Back in London, he joined a group headed by Commander Frank Slocum, with whom he helped set up and run naval operations to mainland Europe, to land and pick up agents, resistance fighters, and British and American airmen who had been shot down.

These operations ranged from Northern Norway to the Mediterranean coast of France and entailed the use of submarines, motor gunboats and fishing vessels, the latter particularly to Norway and France.

Steven skippered a number of these operations, the most important of which was the rescue of a man called Rémy, the head of the largest resistance movement in France, plus his wife and children, for which he was awarded the Croix de Guerre.

Robert continued: “In 1942, Steven married Angela (Sykes-Wright), our mother, who was Frank Slocum’s secretary. When the War ended, Steven was offered a job with the Intelligence Department of the Foreign Office, which – with a young family in tow – looked like a better bet than some lower-paid position in industry. After postings to Germany, Holland, Hong Kong and Argentina, he took early retirement in 1969. It wasn’t until I joined them in Buenos Aires on my gap year in 1963 that I discovered (from my mother) that he had all this time been working with MI6.

“Not long ago, I asked him if he could write something of his experiences in that role, but he was of the old school and never uttered a word. Maybe one day this information will become available. It only dawned on me years later, after reading one or two other obituaries, that many, if not most, of their friends who I had known as a boy were in the same business.”

For the next 13 years, Steven was Director General of Canning House, a position usually taken by retiring ambassadors in those days, and a place where his diplomatic skills were well applied.

“I was fortunate enough towards the end of his time there to be able to attend lectures and other functions on behalf of my employer, Blue Circle, which was very special. Angela died in early 1978, while we were based in Saudi Arabia.”

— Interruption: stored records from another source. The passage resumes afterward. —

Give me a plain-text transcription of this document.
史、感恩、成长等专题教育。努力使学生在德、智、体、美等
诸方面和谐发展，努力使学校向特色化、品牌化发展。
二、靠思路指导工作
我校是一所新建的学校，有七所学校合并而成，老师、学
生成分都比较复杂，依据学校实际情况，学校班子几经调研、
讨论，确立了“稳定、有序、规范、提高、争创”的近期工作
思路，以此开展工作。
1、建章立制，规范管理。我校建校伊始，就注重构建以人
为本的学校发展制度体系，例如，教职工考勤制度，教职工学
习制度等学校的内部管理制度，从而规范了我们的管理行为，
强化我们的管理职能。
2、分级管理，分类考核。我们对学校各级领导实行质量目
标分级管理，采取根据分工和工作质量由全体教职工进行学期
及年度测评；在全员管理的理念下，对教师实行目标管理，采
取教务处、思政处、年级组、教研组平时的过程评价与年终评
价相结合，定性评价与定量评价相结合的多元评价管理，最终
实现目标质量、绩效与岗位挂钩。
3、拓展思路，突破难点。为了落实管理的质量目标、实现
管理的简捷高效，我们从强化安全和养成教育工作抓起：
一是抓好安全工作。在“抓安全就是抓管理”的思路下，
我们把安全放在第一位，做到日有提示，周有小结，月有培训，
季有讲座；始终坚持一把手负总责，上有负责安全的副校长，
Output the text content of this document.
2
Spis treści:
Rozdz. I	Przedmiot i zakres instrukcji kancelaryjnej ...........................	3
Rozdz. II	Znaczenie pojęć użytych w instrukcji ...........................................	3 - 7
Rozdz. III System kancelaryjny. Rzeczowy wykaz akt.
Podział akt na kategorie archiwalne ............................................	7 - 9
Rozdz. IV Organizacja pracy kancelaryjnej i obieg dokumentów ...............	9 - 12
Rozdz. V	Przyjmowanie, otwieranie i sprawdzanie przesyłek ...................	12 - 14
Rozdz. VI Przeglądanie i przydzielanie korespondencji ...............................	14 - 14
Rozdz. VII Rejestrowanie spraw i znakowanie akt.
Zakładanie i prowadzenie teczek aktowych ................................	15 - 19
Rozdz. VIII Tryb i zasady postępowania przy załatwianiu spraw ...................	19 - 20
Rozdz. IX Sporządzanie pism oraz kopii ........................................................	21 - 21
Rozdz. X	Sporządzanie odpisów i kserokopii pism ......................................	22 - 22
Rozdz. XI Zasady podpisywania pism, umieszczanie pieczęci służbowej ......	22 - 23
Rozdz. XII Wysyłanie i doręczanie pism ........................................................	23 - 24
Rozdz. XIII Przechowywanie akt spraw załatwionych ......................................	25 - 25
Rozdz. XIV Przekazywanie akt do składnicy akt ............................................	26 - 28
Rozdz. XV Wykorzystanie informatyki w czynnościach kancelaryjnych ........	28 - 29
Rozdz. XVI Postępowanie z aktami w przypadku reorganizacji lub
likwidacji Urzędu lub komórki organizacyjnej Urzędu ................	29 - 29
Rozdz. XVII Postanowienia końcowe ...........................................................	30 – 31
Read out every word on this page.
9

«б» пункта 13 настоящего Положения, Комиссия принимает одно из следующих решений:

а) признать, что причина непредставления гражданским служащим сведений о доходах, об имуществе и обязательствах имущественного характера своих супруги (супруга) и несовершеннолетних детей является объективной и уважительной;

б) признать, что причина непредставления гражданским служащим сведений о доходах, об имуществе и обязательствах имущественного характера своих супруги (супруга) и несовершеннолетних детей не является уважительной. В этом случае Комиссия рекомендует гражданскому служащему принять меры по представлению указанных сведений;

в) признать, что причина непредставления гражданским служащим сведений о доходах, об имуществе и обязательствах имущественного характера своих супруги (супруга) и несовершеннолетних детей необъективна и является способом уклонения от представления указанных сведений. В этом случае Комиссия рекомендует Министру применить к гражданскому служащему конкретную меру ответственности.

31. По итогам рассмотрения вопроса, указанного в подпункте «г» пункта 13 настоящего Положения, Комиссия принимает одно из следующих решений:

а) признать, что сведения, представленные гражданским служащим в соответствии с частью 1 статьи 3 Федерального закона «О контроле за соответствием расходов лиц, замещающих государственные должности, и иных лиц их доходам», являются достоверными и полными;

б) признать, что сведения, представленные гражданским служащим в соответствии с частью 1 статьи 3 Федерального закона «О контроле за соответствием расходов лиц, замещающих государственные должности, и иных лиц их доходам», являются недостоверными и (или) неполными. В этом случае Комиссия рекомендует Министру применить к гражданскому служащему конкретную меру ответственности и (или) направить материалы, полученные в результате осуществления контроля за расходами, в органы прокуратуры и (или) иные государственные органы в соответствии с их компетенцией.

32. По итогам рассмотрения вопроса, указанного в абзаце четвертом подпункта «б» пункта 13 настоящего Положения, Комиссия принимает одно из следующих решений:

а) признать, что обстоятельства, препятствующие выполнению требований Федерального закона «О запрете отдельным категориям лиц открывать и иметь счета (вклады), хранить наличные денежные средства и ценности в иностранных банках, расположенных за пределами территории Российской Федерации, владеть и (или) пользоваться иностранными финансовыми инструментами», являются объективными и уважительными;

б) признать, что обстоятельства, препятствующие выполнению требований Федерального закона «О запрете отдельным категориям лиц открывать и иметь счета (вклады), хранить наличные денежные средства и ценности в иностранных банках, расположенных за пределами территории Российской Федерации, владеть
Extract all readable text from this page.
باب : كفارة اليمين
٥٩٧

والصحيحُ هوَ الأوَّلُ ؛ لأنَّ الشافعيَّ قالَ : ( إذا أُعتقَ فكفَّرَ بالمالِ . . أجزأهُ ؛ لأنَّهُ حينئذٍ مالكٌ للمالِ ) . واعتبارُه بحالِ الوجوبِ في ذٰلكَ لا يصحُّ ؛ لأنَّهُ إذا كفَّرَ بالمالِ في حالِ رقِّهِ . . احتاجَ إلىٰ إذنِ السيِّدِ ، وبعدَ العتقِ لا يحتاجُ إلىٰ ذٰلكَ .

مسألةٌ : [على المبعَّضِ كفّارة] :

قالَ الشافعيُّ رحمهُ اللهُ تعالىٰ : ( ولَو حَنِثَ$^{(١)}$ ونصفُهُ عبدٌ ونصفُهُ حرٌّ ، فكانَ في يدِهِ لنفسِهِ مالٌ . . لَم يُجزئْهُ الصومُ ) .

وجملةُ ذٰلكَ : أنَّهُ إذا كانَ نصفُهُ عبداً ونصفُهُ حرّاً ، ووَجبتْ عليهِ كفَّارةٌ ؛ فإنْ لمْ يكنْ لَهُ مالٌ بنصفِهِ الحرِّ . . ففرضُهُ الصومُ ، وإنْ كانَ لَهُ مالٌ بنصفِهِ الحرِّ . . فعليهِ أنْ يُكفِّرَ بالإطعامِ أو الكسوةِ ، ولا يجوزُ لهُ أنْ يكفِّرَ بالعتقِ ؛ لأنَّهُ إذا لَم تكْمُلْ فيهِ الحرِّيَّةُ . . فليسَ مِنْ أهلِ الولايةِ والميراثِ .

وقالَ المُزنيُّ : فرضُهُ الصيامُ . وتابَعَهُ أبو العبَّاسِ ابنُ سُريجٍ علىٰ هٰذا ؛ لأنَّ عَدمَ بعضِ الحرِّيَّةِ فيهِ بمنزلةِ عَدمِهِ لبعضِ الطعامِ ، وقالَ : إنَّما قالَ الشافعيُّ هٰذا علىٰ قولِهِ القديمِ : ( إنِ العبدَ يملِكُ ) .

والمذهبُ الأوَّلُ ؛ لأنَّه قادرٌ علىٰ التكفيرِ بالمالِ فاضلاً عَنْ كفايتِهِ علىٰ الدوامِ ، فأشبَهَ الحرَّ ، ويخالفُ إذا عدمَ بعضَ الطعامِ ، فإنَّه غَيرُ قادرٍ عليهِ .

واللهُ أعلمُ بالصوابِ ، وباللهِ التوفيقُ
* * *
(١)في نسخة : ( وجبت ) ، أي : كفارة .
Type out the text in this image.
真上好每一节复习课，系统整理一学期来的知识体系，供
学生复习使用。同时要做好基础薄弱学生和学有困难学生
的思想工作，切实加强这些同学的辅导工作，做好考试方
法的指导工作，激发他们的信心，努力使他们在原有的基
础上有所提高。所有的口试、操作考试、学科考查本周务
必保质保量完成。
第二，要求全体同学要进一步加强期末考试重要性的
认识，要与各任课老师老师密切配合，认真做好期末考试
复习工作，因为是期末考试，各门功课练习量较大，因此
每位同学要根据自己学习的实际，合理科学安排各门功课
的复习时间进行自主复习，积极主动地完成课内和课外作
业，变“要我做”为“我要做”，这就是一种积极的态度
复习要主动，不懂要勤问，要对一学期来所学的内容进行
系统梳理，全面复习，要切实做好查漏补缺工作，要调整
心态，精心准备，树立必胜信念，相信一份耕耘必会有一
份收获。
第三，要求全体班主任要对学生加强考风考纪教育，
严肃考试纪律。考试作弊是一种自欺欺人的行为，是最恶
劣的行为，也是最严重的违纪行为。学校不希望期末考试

Steven subsequently married Dolores Vyner-Brooks, his second wife, and he retired from Canning House in 1982.

“But he didn’t stop there. He took on part-time consultancy work on South America, mainly with the Inchcape Group, and only gave that up in 1989, by which time he was 71. He and Dolores visited us in Santiago in the mid-80s, when he was on an assignment to inspect the methanol plant under construction in Punta Arenas.

“He was a wonderful writer, as anyone who has read his war memoir will attest,

and he very nearly became a writer of spy novels, which he also loved reading. He started to write his first novel on the boat going to Argentina, to be called ‘Death of a Taipan’, based on his time in Hong Kong. The next was going to be called ‘Death of a Gaucho’. His style was definitely of the new genre, the anti-hero, and he would have been about 2 years ahead of John Le Carré at the time, but sadly he only got as far as chapter five …”

Steven was a ‘passable’ golfer, and was a member at Royal Wimbledon for many years. He was also an accomplished fisherman.

Robert concluded by paying special thanks to Dolores, who survives him with a son and a daughter of his first marriage.